As Britain emerges from its coronavirus lockdown, firms in the UK are facing a host of challenges as they attempt to get back to business as usual. But one of the most significant issues that the pandemic has highlighted is the vulnerability many companies face in their supply chains.
For wholesale businesses dealing in fruit and vegetables, the last few months have seen major changes in terms of both demand and supply. Signs are that at least some of these changes may be long lasting. In particular, we’re starting to see wholesalers take steps to improve their supply chain resilience and diversification. We believe South Africa can play a highly important role in this process. A role that could become even more vital after the UK’s Brexit transition period comes to a close at the end of this year.
A changing market
The almost total closure of the HORECA (hotel, restaurant and café) sector as a result of the UK’s lockdown, allied to government instructions for the public to remain at home, led to a huge rise in supermarket spending with online grocery sales reaching record levels. Data insights company, Kantar, said that online sales were up 75% in the four weeks to 17 May, with almost 20% of households placing at least one order in the period.
But there have been deeper changes to the way in which food reaches consumers as a result of the pandemic. For example, we’ve seen a sharp increase in direct deliveries of fresh groceries such as the ‘On Your Doorstep’ initiative, created by the Fresh Produce Consortium. As well as a number of ground-breaking collaborations such as the tie-ups between multiple retailers and delivery platforms. These new approaches signal a change in the way food and drink wholesalers work with retailers.
Supply chain challenges
At the same time, the coronavirus pandemic has highlighted a number of vulnerabilities across the supply chains in many sectors of the UK economy, and food and drink is no exception. Britain imports around two thirds of its fresh produce, with many wholesalers having experienced problems with supply from overseas as countries in Europe and further afield have imposed lockdowns, restricted travel and the movement of goods.
Companies that have been over-reliant on a small number of producers or manufacturers are some of those that have been hardest hit. Increasingly businesses are looking at their supply chains from the point of view of resilience and diversification rather than just cost.
This change in supply chain strategy will only be amplified by the UK’s impending departure from the European Union. Although Britain has yet to conclude a trade agreement with the remaining EU member states, the current transition period will end on the 31 December 2020. After that date, tariffs and other restrictions could be imposed on imports of fresh produce from Europe.
Taken together, these two factors mean it has never been more important for wholesalers to look elsewhere in the world for new suppliers.
What South Africa has to offer
South Africa has the most sophisticated and developed economy in Africa with a well-established business infrastructure and professional services. It’s particularly welcoming to UK businesses due to the two nations’ historic links. At the moment, almost half (46%) of South Africa’s foreign investment originates from Britain. While the UK accounts for a third (30%) of South Africa’s investment spending in Europe.
There are a number of key reasons why the country should be on UK food and drink wholesalers’ radar. For a start, South Africa is a world leader in fresh fruit with 90% of its produce exported to the international market. Exports of citrus fruits and grapes are strong, in particular to the European market. There is excellent growth forecast in avocado and macadamia nut production, to name just two areas. It should also be noted that, as a southern hemisphere nation, South Africa is counter-cyclical to the UK. It doesn’t directly compete with fresh produce from Europe. Another factor that can help make supply chains more robust.
By working directly with South African producers, UK companies can bypass the supply chain frictions that inevitably arise when they have to deal with the likes of distribution hubs. For example, most South African avocados are imported into the Netherlands before being forwarded on to other European nations. We’re looking at direct sourcing initiatives that can both reduce costs and improve supply chain resilience.
Importantly, the UK has agreed that the current trade deal between the South African Customs Union (SACU) and the EU should be rolled over once Brexit is complete. This will result in the creation of a free-trade area covering 90% of bilateral trade between the two nations.

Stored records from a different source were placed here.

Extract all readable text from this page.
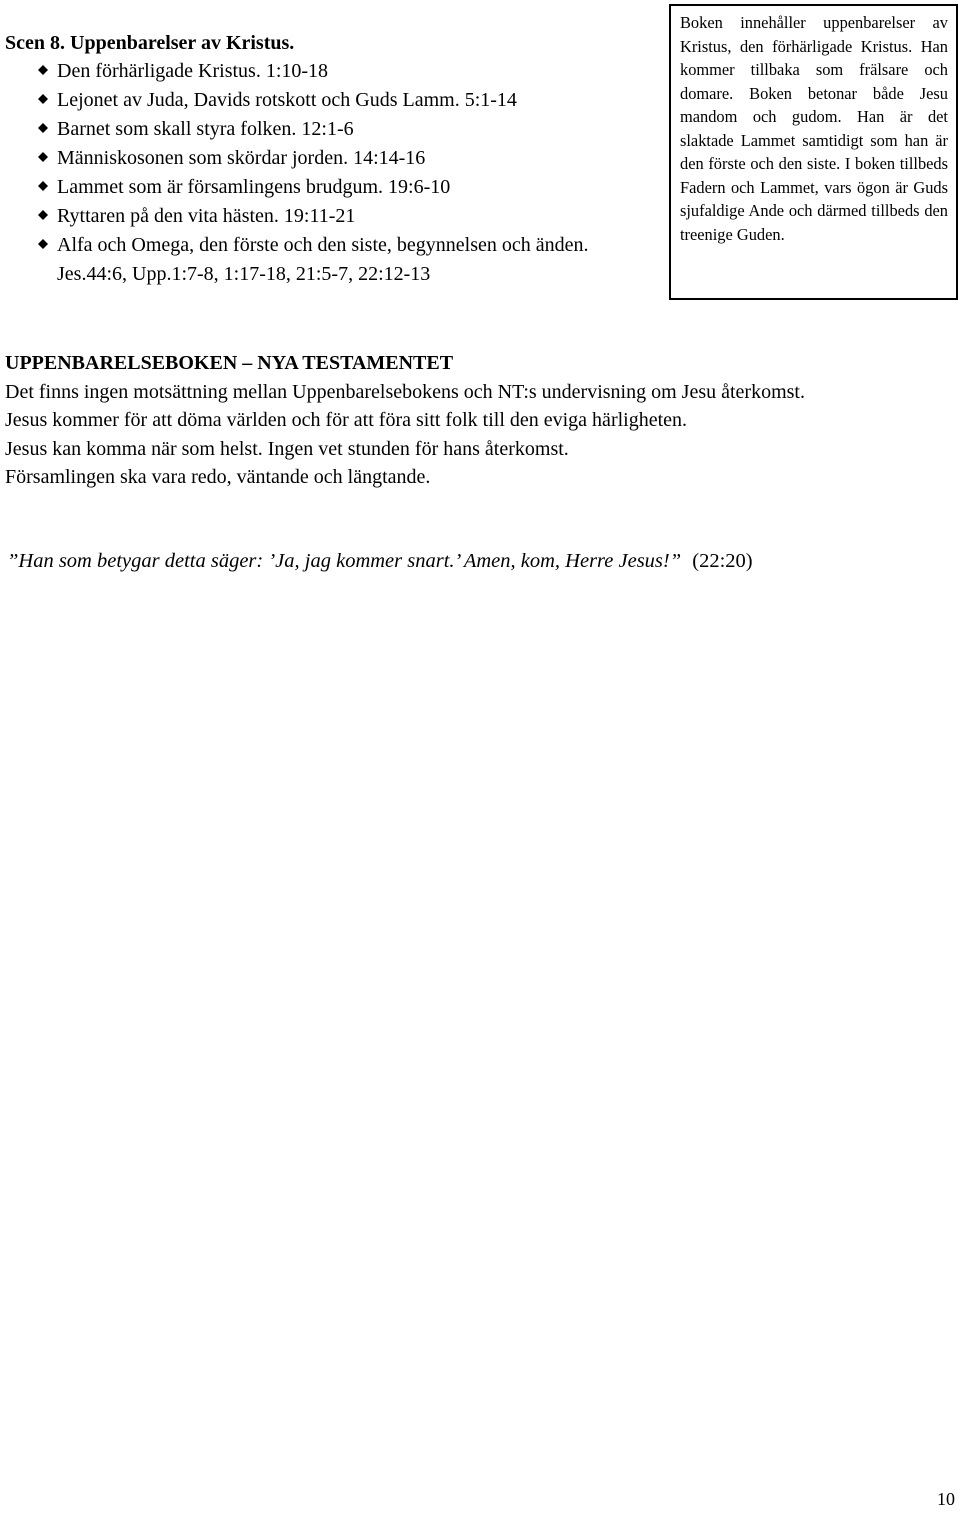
Scen 8. Uppenbarelser av Kristus.
Den förhärligade Kristus. 1:10-18
Lejonet av Juda, Davids rotskott och Guds Lamm. 5:1-14
Barnet som skall styra folken. 12:1-6
Människosonen som skördar jorden. 14:14-16
Lammet som är församlingens brudgum. 19:6-10
Ryttaren på den vita hästen. 19:11-21
Alfa och Omega, den förste och den siste, begynnelsen och änden. Jes.44:6, Upp.1:7-8, 1:17-18, 21:5-7, 22:12-13

Boken innehåller uppenbarelser av Kristus, den förhärligade Kristus. Han kommer tillbaka som frälsare och domare. Boken betonar både Jesu mandom och gudom. Han är det slaktade Lammet samtidigt som han är den förste och den siste. I boken tillbeds Fadern och Lammet, vars ögon är Guds sjufaldige Ande och därmed tillbeds den treenige Guden.

UPPENBARELSEBOKEN – NYA TESTAMENTET

Det finns ingen motsättning mellan Uppenbarelsebokens och NT:s undervisning om Jesu återkomst.

Jesus kommer för att döma världen och för att föra sitt folk till den eviga härligheten.

Jesus kan komma när som helst. Ingen vet stunden för hans återkomst.

Församlingen ska vara redo, väntande och längtande.

”Han som betygar detta säger: ’Ja, jag kommer snart.’ Amen, kom, Herre Jesus!” (22:20)
10
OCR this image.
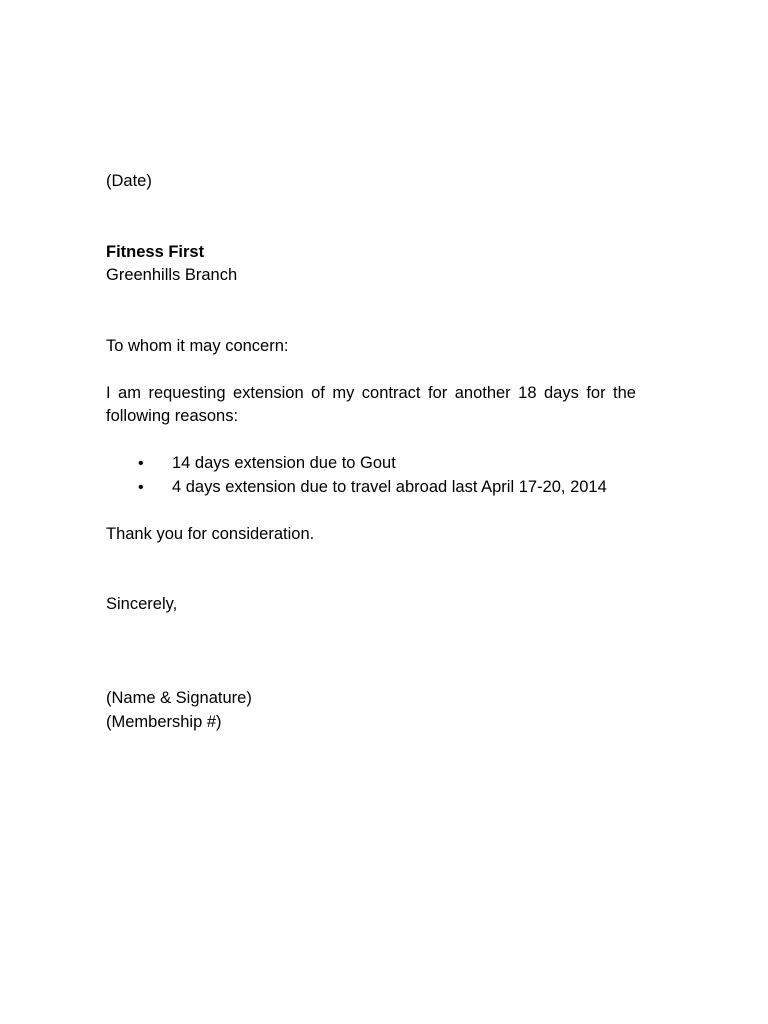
(Date)
Fitness First
Greenhills Branch
To whom it may concern:
I am requesting extension of my contract for another 18 days for the following reasons:
• 14 days extension due to Gout
• 4 days extension due to travel abroad last April 17-20, 2014
Thank you for consideration.
Sincerely,
(Name & Signature)
(Membership #)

We’re currently working with partners in its international trade ecosystem to build and strengthen links between UK and South African businesses.
- Collaborating with British Chamber of Business in Southern Africa to support connectivity with South African producers and growers.
- With increased consumer focus on sustainability and ethical food sources, we’re working closely with relevant partners in South Africa to support sustainable sourcing initiatives.
- With changing supplier payment terms, a robust working capital solution and ‘transparency’ of payment remains paramount to strengthen supplier relationships, which is where our own Supplier Finance solution can support.
- We work closely with UK wholesalers, and collaborate with our alliance partner, Standard Bank, who have a presence across 20 African countries.
The challenges of the current climate mean there has never been a better time for UK wholesalers to broaden their supply chain horizons and South Africa is the ideal place to start.